Man habe sich dazu verpflichtet, die Investitionen in kurz-, mittel- und langfristige landwirtschaftliche Entwicklung die direkt den ärmsten der Erde zu Gute komme und den größten Nutzen aus den internationalen Institutionen ziehen soll voranzutreiben, so der Bericht weiter.
Die Entwurf macht weder klare Aussagen darüber, ob es sich vorrangig um neue Beihilfen handelt, noch gibt er Details der individuellen Beiträge der Länder an, obwohl die Vereinigten Staaten Japan und die EU mit jeweils ca. 2,15 Milliarden Euro einsteigen sollen.
Er erwähnt auch nichts von einem Treuhandfonds für die Beiträge die von der Weltbank gesteuert werden sollen, ein Vorschlag, der von Washington in vorherigen Entwürfen gemacht wurde, den die EU aber ablehnte.
Fonds sollen chronische Unterinvestitionen in Landwirtschaft bekämpfen
Der Entwurf unterstreicht, dass der kombinierte Effekt der langjährigen Unterinvestitionen in Landwirtschaft, der Preisinstabilität und der Wirtschaftskrise zu verstärkter Armut und Hunger in Entwicklungsländern geführt habe.

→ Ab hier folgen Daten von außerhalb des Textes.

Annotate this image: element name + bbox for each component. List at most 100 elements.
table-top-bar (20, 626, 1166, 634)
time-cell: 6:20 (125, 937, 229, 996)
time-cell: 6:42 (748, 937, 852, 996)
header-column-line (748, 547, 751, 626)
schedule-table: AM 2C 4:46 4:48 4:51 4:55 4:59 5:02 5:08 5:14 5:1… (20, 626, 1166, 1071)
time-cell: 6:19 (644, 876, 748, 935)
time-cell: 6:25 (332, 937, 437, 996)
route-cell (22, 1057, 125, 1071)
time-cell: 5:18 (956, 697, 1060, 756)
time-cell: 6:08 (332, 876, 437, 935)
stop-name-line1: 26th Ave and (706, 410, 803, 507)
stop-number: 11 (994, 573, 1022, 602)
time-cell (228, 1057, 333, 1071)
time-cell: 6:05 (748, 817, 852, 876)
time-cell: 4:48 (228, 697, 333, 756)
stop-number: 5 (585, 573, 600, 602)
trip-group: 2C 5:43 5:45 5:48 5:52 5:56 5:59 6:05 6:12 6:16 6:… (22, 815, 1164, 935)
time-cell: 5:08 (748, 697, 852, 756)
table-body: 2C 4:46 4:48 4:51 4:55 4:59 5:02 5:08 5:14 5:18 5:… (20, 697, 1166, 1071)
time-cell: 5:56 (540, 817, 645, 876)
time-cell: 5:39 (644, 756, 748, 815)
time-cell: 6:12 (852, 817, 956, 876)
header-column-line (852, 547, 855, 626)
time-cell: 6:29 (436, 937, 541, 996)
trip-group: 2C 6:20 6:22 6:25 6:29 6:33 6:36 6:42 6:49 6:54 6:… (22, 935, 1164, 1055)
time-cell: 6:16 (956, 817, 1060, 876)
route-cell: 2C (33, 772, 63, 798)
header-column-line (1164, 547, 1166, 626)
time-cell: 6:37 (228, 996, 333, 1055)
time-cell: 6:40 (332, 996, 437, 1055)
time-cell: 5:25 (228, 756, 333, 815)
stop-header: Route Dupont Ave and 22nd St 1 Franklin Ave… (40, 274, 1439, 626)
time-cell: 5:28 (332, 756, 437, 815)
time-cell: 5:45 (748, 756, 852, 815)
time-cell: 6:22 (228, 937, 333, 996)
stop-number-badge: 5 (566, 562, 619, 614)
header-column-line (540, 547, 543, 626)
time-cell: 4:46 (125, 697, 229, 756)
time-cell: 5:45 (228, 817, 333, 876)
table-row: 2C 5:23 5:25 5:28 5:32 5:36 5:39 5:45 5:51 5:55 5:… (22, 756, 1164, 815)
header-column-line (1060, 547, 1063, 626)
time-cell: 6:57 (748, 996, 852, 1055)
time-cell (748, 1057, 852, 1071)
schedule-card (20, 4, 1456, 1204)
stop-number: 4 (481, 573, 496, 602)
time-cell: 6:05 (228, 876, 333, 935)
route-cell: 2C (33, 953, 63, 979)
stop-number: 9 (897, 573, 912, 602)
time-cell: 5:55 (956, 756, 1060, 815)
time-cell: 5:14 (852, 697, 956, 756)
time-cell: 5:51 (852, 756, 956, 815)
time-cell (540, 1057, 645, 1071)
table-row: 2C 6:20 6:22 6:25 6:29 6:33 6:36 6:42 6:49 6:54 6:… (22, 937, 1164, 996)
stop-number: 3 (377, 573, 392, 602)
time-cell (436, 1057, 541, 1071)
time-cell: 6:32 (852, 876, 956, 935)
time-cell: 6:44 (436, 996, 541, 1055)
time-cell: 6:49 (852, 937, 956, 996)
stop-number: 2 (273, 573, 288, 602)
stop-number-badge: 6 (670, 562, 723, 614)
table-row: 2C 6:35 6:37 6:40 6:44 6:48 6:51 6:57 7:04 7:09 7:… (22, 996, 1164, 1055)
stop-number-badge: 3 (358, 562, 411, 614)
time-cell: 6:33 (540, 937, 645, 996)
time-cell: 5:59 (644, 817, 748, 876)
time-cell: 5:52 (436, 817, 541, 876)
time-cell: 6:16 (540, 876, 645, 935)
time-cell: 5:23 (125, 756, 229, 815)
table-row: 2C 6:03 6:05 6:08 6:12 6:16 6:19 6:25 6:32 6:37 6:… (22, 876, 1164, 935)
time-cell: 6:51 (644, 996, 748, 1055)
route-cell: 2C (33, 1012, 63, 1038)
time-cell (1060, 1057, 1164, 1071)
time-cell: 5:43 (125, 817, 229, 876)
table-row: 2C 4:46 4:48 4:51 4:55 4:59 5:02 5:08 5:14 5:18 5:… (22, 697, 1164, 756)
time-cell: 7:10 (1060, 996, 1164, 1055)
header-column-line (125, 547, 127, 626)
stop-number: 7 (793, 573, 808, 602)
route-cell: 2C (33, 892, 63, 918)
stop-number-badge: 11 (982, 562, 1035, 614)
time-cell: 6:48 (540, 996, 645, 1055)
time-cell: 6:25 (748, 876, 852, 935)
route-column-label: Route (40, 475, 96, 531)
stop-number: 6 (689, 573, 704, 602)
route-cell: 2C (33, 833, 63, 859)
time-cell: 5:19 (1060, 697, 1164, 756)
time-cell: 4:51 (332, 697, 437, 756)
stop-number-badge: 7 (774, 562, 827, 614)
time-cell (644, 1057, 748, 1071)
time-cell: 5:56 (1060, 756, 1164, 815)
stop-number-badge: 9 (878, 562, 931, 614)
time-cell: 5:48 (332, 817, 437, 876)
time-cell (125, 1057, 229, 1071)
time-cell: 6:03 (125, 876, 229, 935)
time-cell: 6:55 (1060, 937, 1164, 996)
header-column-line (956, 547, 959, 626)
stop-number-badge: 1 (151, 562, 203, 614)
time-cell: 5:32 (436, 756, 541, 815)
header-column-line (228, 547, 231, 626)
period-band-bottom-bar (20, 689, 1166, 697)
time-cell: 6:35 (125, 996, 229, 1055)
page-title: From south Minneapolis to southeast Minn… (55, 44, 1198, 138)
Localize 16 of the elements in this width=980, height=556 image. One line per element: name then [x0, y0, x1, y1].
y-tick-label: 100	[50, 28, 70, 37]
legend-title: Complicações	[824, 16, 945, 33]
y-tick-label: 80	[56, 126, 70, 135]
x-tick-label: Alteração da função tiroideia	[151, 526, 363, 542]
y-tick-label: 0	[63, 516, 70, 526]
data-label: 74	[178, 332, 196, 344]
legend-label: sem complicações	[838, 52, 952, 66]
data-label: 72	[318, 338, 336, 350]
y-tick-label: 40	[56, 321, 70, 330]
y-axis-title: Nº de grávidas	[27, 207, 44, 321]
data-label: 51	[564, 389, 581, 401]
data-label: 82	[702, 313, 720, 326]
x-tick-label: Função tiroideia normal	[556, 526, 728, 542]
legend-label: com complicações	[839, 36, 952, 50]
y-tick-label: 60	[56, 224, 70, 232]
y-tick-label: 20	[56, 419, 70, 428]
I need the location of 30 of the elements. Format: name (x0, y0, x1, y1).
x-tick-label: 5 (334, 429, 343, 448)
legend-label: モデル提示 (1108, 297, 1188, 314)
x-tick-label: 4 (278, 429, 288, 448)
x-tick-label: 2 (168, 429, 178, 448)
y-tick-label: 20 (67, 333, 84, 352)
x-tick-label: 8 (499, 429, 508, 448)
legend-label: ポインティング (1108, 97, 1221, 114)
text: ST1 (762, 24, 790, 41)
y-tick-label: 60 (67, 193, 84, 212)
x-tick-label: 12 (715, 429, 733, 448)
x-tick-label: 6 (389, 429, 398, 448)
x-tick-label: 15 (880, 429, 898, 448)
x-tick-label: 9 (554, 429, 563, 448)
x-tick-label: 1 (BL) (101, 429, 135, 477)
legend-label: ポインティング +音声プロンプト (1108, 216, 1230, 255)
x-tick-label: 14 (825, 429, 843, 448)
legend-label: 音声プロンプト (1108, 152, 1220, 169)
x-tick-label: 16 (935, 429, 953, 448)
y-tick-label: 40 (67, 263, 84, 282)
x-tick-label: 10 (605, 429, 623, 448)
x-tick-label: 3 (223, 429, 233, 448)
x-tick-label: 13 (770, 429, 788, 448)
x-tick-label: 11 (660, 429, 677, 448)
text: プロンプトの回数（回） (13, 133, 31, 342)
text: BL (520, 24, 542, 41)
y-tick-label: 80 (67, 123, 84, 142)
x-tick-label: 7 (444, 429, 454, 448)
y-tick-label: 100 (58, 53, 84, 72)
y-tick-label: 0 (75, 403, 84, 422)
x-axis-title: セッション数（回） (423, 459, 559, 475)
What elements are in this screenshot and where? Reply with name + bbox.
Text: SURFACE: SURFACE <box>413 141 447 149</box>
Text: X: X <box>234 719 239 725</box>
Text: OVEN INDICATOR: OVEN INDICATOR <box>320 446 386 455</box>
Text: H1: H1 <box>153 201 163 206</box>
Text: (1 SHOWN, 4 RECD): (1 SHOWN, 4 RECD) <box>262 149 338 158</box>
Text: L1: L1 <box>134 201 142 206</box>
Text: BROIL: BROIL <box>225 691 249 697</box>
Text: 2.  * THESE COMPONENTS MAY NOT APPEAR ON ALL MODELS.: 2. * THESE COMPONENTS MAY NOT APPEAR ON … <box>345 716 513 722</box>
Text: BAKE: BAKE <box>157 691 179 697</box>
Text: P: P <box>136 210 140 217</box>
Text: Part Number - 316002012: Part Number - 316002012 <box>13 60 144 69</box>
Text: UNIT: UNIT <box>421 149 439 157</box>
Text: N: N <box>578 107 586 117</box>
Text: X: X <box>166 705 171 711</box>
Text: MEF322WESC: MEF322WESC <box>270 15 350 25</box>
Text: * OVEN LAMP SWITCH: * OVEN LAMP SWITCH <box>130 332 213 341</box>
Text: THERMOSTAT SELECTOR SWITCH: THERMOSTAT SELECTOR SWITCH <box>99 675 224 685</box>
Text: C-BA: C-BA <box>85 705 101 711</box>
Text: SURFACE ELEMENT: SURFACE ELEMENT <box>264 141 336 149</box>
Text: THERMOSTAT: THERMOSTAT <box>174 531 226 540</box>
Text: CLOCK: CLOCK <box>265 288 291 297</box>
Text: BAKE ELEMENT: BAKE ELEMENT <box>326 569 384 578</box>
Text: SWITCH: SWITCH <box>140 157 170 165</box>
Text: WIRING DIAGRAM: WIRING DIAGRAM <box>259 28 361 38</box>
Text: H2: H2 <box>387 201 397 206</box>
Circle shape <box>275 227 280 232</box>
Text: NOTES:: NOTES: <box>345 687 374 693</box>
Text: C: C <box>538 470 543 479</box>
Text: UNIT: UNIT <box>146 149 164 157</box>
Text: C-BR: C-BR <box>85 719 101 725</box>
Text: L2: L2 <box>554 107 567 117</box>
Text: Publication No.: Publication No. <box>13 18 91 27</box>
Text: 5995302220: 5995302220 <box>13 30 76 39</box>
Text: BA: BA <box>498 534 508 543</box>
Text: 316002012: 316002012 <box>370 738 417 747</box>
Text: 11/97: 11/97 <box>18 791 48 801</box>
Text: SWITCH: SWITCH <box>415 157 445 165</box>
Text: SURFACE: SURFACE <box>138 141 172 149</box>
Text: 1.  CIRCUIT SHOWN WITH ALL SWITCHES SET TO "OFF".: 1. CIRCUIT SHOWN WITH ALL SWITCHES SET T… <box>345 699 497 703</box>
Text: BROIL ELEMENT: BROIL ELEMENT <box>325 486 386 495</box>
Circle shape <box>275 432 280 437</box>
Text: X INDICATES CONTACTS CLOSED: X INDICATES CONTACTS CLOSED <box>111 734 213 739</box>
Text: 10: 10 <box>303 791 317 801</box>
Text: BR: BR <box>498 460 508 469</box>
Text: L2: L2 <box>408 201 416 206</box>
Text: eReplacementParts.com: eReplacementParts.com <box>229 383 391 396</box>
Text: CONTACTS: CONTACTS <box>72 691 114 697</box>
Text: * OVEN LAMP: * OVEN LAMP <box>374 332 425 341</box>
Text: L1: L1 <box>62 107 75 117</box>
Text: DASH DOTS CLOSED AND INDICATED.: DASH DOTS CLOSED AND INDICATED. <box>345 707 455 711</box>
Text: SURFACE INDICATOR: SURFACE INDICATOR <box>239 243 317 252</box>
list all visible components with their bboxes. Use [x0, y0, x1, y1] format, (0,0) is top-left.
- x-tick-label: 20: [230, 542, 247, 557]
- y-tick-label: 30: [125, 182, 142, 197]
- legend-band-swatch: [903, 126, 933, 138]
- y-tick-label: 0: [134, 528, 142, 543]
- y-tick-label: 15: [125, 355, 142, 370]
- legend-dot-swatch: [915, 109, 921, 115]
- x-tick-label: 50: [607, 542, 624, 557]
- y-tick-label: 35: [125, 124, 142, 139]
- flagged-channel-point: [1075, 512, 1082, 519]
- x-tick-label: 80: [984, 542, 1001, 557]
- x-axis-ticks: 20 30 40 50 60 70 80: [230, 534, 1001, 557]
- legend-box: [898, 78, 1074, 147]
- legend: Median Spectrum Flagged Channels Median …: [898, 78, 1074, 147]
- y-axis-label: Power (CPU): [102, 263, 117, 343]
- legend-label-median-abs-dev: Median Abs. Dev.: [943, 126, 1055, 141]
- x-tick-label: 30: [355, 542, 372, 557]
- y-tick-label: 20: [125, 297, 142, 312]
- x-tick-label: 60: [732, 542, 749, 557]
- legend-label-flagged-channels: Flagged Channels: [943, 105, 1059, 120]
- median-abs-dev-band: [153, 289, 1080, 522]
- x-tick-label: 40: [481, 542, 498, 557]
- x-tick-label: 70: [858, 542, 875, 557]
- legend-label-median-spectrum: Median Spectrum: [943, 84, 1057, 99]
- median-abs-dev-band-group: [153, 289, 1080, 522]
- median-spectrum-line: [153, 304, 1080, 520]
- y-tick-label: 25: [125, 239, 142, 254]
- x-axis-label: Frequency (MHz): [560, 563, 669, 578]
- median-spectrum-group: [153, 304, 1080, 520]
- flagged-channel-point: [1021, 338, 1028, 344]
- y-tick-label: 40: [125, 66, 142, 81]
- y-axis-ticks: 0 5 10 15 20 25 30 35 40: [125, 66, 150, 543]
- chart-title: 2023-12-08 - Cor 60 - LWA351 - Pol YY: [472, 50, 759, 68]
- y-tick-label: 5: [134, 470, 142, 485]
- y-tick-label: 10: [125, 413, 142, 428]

Den Vereinten Nationen zufolge ist die Zahl der unterernährten Menschen über die letzten zwei Jahre angestiegen und soll dieses Jahr 1,02 Milliarden übersteigen, gegenläufig einem negativen Trend von vier Jahrzehnten.
Der G8-Gipfel hielt weiterhin große Bestreben aufrecht, um die angemessene Nahrungsmittelnotversorgung sicherzustellen, aber sein Schwerpunkt auf landwirtschaftliche Investitionen spiegelt einen von den USA angeführten Wandel hin zu langfristigeren Strategien im Kampf gegen die Unterernährung wider.
Die USA sind der größte Spender von Beihilfen an Nahrung, die meist regional produziert und von den US-Landwirten gekauft wird.
Die G8-Anführer sagten, dass ihr Ansatz die gesteigerte landwirtschaftliche Produktivität anvisiere, Anreize zur Ernteintervention zu schaffen, Schwerpunkte auf das Wachstum der Privatwirtschaft zu legen, Frauen und Kleintierbauern zu schützen, und auf den Schutz der natürlichen Reserven, die Ausweitung der Beschäftigung und Ausbildung und den verstärkten Handel ziele.
Die angekündigten Gelder über drei Jahre stehen im Vergleich zu 13,4 Milliarden US-Dollar, die die G8 zwischen Januar 2008 und Juli 2009 für globale Nahrungssicherheit ausgegeben hatte.
Die Tendenz der verminderten ODA (offizielle Entwicklungszusammenarbeit) und nationale Finanzierung der Landwirtschaft müsste revidiert werden, so der Entwurf.
Geschichte gebrochener Versprechen
Die G8 Gipfel haben eine Tradition Versprechen zu machen die sie nicht halten. In einem Bericht vom letzten Monat, sagte die Organisation zur Armutsbekämpfung ONE, dass die reichsten Nationen der Welt in den meisten Fällen ihre Versprechen, die sie bei G8-Gipfel machten, Afrika Hilfe zukommen zu lassen, brechen würden.
ONE hat berechnet, dass allein Subsahara-Afrika 25 Milliarden über drei Jahre brauche.
Investitionen in Saatgut, Dünger, Straßen und andere Infrastruktur seien dringend nötig.